The Snellman guy whose parents had instilled in him the spirit of serving one’s community, went straight to Alexandria Tech, where he graduated with a two-year degree in law enforcement.
Upon graduation, he was hired as a police officer first in Preston, Minn, then Willmar, serving a couple of years in each town.
In 1990 he was recruited by the Minnesota State Patrol to work down in southern Minnesota, where he stayed for the next five years.
But in 1995, home was calling.
Clements moved back to the Snellman area, where he built a house, built a family (consisting of wife Jenny and three children — Brock, Morgan and Jake), and continued building on his career in law enforcement.
His draw towards the career field proved right on for him.
“You always want to serve in your home community because you want to be helpful,” said Clements, who says being from Becker County and knowing a lot of people here has helped him handle delicate situations.
“Because they knew me, I was able to actually talk to them,” said Clements, who also had to do a death notice on friend whose child was killed in an accident.
“That was tough, but they later told me that they were glad it was me who was there instead of some stranger.”
Clements says although there are tough days on the job, most are filled with chances for him to provide public service.
“And that’s what you get into this job for,” he said, “I’m old school in that I think you should help people out when they need it.
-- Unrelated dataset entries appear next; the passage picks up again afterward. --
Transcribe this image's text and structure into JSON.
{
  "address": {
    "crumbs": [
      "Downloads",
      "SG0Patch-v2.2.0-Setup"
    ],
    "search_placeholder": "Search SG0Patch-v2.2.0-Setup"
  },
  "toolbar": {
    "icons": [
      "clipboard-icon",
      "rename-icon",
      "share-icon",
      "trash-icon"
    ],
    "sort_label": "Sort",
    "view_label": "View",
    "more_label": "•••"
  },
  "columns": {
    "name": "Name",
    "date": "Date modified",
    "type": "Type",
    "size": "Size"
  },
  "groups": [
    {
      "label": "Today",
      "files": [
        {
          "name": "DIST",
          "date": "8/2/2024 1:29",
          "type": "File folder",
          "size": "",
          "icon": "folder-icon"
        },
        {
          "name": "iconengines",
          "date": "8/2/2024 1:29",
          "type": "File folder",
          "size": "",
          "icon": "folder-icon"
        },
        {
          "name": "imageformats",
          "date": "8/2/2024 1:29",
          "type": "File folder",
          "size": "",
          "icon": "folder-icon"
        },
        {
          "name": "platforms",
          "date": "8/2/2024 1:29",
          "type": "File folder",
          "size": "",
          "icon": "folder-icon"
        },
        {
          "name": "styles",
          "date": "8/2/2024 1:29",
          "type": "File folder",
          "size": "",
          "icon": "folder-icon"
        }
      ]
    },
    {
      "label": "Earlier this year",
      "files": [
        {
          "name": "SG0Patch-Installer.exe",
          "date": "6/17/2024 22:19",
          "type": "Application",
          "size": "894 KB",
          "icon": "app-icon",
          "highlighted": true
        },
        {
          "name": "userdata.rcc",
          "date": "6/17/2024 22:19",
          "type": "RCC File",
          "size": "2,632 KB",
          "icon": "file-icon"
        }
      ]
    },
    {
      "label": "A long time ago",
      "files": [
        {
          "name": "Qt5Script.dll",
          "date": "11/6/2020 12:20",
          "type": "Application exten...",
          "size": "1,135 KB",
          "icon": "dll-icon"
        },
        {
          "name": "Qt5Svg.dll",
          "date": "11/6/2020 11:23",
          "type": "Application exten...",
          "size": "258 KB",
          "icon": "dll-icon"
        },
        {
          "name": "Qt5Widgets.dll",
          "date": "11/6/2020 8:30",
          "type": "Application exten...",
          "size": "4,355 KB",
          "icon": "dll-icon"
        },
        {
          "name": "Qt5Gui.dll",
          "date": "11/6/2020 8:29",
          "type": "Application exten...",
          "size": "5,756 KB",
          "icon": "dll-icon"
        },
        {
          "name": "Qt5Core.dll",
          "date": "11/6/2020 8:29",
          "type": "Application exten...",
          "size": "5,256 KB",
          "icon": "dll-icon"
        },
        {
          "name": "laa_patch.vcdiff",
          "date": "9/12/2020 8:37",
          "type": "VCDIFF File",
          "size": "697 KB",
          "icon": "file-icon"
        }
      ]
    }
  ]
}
If you come across somebody with a flat tire, help them change it instead of just calling the tow truck right away.”
That “old school” way of thinking has done well by Clements, who has continued to grow within his profession.
“I’ve been a field training officer, background investigator, firearms instructor, and defensive tactics instructor for the State Patrol,” said Clements, who has also been the station sergeant in Detroit Lakes for the past six years.
“I bring those qualities of instruction with up-to-date training,” said Clements, who says the State Patrol has the benefit of receiving training from some of the best and brightest trainers in the country.
“You have to be progressive and not rely on training from 10 years ago, so that’s what I want to bring to the department, is updated training and evaluations on employees … giving them the knowledge and technology for them to be a complete officer.”
Clements says he made his decision to run for Becker County sheriff after some retired and current deputies from the department approached him about doing so.
“And what some officers are telling me is that sometimes you need a voice from outside to come in … to bring new vision,” said Clements, who says for years he’s had a great working relationship with other areas of law enforcement, as they all end up working together and backing each other up.
“The sheriff’s office has hired a lot of people in the last few years, and if you can hire a leader that shows them professionalism and respect for people, these are the people if you train them right we’ll have for the next 20, 25 years,” said Clements. “So it’s important that they get that leadership.”
Clements says if he’s sheriff he will have an open-door policy for anybody to come in with problems or ideas and that accountability is paramount for him.
“I also would like the citizens of Becker County to know who their deputies are and know them by name,” said Clements. “This would be the stepping stone to building cooperation and trust with the public they serve.”
Clements also says the cost of housing prisoners in Hubbard County, along with updating the current Becker County Jail facility, is a huge concern to the County administrator and the County Board. “I have been monitoring the progress being made and I am confident that possible solutions are currently being looked at,” he said.
In the coming months, Clements intends to be out in the community shaking hands and taking ideas.